Sheltering against the side of a dumpster, she snaps fox-teeth at her own flank, tastes blood, and spits fur and flesh onto the wet ground. Something catches the light, gleaming in the patch of bitten-free skin. It is a small square of plastic, patterned with silver.

She stole it from the men in the tower; she can almost remember why. The crows want it, the humans want it; it is precious. She picks it up between careful teeth, and tucks it in her cheek.

A door opens onto the alleyway, spilling yellow light and the scent of noodles and cooked vegetables. A young man stands framed against the light, holding a bulging, plastic bag full of wasted food. Her eyes meet his, but before he can speak, four and twenty black birds fall from the sky.

The crows fold their wings tight, diving for her eyes. She whirls, snapping and snarling at the storm of feathers. The precious plastic thing scrapes her gums raw. She leaps, twists—a war dance. She is all fox now, her animal heart beating hard inside a cage of burning bones, wrapped in fur the color of coal.

“Hey! Leave it alone!”

Amidst the chaos of wings, she hears the young man drop the swollen bag of trash. It splits, spilling new scents into the alley—meat and sauce, cooling in the night air.

He runs to her side, arms beating the feathered whirlwind. She could slip away, now that the birds’ attention is divided. A sharp beak draws blood from his arm, and he cries out. He is nothing to her, this young human, but she stays.

The crows are distracted, and she leaps, snatching a bird from the air. Her jaws close, crunching hollow bones. Liquid shadow slides down her throat, tasting of primordial tar, tasting of the decayed flesh of a million dead things from the beginning of time.

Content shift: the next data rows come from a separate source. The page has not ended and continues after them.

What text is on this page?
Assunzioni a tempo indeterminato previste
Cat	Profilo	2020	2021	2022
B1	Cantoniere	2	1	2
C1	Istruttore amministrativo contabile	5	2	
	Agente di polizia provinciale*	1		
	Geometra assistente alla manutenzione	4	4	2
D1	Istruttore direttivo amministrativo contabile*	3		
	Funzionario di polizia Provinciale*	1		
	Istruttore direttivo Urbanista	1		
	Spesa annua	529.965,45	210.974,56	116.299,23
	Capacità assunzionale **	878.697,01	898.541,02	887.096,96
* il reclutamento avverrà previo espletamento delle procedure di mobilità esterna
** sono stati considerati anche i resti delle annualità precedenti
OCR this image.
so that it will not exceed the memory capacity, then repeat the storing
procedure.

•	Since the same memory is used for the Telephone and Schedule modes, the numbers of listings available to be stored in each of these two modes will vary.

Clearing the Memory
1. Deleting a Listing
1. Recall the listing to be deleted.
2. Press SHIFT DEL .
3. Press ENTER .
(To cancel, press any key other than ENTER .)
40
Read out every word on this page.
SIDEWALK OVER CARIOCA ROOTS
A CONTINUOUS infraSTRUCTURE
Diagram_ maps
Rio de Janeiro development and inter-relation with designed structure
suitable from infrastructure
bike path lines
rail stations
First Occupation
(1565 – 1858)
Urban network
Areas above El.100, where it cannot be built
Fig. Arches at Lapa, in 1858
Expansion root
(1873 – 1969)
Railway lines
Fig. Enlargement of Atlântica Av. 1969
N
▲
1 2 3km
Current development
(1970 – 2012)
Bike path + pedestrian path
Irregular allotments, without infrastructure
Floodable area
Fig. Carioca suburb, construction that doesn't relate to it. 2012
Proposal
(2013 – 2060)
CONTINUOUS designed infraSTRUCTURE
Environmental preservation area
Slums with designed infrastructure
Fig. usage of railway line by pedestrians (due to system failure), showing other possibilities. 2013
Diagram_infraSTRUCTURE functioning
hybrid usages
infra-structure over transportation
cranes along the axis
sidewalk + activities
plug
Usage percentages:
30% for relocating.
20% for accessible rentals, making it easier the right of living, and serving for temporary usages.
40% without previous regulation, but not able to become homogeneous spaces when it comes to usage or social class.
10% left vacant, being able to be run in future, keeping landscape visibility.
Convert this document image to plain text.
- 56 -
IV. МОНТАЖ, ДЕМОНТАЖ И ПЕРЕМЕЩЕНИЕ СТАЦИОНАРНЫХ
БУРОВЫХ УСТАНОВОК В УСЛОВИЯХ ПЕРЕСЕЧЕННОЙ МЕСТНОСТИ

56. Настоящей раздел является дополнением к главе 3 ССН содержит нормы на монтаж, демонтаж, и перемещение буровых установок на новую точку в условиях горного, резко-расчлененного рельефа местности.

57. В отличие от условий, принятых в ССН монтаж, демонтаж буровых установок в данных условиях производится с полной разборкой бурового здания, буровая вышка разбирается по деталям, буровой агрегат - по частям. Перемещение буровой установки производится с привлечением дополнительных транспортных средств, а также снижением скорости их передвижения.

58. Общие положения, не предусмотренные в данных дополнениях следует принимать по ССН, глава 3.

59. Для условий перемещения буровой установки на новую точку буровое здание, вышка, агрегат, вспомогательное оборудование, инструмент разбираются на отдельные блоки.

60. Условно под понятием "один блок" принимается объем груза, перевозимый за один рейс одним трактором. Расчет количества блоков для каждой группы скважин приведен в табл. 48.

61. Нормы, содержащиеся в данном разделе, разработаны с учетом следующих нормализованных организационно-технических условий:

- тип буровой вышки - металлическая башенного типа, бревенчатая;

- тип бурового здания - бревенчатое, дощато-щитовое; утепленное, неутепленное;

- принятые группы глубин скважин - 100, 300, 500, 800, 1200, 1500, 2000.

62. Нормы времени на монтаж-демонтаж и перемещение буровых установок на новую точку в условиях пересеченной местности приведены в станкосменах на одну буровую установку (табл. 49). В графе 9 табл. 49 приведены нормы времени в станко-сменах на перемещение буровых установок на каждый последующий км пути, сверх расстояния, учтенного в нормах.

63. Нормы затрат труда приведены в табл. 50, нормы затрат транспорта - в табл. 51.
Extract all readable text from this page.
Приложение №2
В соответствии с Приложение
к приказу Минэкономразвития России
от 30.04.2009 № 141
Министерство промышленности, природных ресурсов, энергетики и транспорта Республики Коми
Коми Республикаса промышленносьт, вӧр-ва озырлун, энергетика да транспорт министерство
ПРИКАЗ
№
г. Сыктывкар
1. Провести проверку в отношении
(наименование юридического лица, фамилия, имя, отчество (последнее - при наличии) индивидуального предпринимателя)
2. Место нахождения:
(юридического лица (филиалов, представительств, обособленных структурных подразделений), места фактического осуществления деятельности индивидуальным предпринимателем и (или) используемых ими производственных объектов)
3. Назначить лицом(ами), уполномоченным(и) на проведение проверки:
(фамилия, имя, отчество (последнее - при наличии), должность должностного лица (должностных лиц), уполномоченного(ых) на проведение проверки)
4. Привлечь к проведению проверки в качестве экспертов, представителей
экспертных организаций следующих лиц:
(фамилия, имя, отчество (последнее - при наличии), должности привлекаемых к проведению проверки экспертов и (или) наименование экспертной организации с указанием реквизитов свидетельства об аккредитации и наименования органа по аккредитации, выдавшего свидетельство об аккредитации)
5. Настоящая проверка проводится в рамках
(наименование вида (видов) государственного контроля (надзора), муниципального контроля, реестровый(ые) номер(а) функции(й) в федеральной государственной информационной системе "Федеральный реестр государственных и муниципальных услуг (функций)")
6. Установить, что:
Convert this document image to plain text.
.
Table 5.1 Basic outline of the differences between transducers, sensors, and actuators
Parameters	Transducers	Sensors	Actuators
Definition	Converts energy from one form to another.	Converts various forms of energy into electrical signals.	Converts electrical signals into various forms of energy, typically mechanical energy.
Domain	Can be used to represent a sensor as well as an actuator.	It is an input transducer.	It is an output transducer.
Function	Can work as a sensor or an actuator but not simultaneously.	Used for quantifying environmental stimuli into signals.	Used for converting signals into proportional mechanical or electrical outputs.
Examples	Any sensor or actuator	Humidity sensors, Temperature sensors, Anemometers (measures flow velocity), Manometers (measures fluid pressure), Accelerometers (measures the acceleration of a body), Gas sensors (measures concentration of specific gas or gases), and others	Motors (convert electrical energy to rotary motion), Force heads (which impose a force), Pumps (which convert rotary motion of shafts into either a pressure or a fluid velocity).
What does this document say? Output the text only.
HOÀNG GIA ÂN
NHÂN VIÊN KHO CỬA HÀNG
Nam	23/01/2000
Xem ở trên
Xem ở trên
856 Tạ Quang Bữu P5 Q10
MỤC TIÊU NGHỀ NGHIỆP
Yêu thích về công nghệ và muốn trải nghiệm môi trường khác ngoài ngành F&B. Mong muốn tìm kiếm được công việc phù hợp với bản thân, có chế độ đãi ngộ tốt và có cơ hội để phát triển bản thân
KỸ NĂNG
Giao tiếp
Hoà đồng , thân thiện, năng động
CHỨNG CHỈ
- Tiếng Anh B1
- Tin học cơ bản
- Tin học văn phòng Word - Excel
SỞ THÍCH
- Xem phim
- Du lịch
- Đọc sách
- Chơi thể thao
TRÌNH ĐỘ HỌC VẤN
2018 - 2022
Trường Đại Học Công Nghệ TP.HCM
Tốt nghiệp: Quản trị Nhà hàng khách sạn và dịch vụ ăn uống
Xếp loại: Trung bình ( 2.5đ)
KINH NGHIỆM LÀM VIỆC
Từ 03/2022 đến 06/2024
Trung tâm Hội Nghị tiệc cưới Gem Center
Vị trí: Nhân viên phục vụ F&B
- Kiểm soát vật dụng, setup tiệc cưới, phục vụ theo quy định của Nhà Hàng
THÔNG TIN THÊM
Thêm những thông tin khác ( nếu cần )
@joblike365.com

Twenty three birds lift, wheeling in the sky. They scream, and fall together again at the far end of the alley, coalescing into shadows where two men wait and watch with hard, dark eyes.

One man is missing a piece of the ragged blackness spread beneath him, cast by the alley’s light. His eyes meet hers, full of pain and surprise. He limps as he and his brother walk away.

A hand touches her back. The young man’s voice is soft. “Are you okay?”

She’s still postured to fight. Instinct snaps her teeth; the man yelps and pulls away. She tastes blood—his and hers—mingled with the lingering taste of crow-shadow oil.

She changes and lifts her head. She is a woman now, naked, crouched on blood-colored pavement that remembers the rain. She is bleeding, shaking, and tired to the bone.